Besides hope, we've also discovered an impossible amount of dog poop. I guess we shouldn't be surprised, it's simple arithmetic, really: 2 Dogs + 1 Long Winter= 3 Times as Much Poop as Anyone Could Imagine in One Place at One Time. Spring cleaning has a whole new meaning.

But let's focus on hope, shall we? This weekend was the Alger County Conservation District's annual tree sale pickup. We nabbed 250 red pines and four apple trees for the homestead. The apple trees will join the two dozen wizened warriors that came with the farm to add some fresh faces to the old orchard. The pines, however, will go to a windbreak and Phase 1 of a reforestation plan on three acres of pasture.

It struck me today, looking back at our progress of new pines waving like little green flags, that the folks who ripped this farm from the forest 100 years ago are probably spinning in their graves right now. Clearing these fields must have broke the backs and spirits of generations before us, and here we are wiping away their history with a single planting bar and a sack of pines. Green spikes driven in an old Finlander's coffin.

The homesteaders aren't planted very far from this field either, just a mile away at the end of our road in the township cemetery. The possibility of a haunting has crossed my mind. Their tired, calloused ghosts may have understood us if perhaps we'd planted the trees for agricultural profit. "Treeeeeee faaarrrrrmmmm?" they'd inquire.

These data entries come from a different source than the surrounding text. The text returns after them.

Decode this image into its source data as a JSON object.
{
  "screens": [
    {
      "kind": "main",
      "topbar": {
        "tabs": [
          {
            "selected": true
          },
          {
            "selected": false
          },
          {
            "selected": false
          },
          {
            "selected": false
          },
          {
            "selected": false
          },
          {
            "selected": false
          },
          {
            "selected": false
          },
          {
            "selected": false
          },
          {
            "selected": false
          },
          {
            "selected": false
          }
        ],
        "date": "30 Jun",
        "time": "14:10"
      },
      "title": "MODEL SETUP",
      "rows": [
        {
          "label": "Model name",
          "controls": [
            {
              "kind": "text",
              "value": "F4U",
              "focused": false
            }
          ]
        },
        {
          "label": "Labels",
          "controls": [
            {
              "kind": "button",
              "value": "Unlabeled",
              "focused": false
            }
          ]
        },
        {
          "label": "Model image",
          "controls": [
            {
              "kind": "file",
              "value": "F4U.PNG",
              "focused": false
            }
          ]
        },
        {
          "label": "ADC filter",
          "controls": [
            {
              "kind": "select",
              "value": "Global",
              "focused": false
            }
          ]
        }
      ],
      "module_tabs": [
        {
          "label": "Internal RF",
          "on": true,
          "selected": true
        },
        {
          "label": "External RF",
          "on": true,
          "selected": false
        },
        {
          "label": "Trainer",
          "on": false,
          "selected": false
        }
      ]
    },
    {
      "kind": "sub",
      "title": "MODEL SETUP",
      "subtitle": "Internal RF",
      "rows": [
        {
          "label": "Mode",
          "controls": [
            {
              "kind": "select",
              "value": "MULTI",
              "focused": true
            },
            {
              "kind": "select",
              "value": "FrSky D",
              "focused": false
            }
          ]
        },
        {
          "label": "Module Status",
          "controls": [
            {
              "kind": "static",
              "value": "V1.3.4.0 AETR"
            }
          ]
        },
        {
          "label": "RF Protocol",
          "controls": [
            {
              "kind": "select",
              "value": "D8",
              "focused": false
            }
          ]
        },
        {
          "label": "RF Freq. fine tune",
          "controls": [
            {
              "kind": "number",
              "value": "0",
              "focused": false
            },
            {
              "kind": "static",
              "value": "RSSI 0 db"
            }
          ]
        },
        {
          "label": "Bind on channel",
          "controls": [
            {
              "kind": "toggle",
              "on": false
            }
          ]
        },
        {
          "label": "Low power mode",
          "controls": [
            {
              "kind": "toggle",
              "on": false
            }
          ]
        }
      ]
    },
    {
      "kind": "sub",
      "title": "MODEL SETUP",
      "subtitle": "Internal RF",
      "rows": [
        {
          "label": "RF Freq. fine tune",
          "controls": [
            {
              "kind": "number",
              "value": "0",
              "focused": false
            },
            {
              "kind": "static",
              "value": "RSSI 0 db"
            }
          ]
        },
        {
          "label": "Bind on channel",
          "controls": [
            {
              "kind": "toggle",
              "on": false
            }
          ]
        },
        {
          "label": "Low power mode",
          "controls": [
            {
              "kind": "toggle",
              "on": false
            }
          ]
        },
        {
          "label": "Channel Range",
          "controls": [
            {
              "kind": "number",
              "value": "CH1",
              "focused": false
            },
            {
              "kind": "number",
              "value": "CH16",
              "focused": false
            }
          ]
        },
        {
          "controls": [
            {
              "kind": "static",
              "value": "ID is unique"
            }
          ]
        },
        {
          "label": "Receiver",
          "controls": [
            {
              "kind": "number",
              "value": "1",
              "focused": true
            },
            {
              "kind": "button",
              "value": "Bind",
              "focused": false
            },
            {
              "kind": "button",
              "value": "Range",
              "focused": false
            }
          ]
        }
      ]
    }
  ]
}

But I'm afraid not. We just thought there was too much field. Needs more woods, we said. More wildlife habitat for birds and stuff. They're not even planted in rows, just here and there, some single, some in clumps.

Looking across our red pine field my eyes lingered on the stone piles at the field's edge. There's was a season to pick rock, ours is one to plant pines. But it's not like we don't appreciate our fields. We do, and we're keeping the majority of them open for grazing sometime down the road. I appreciate the food our fields give us, but I could feast on a forest forever.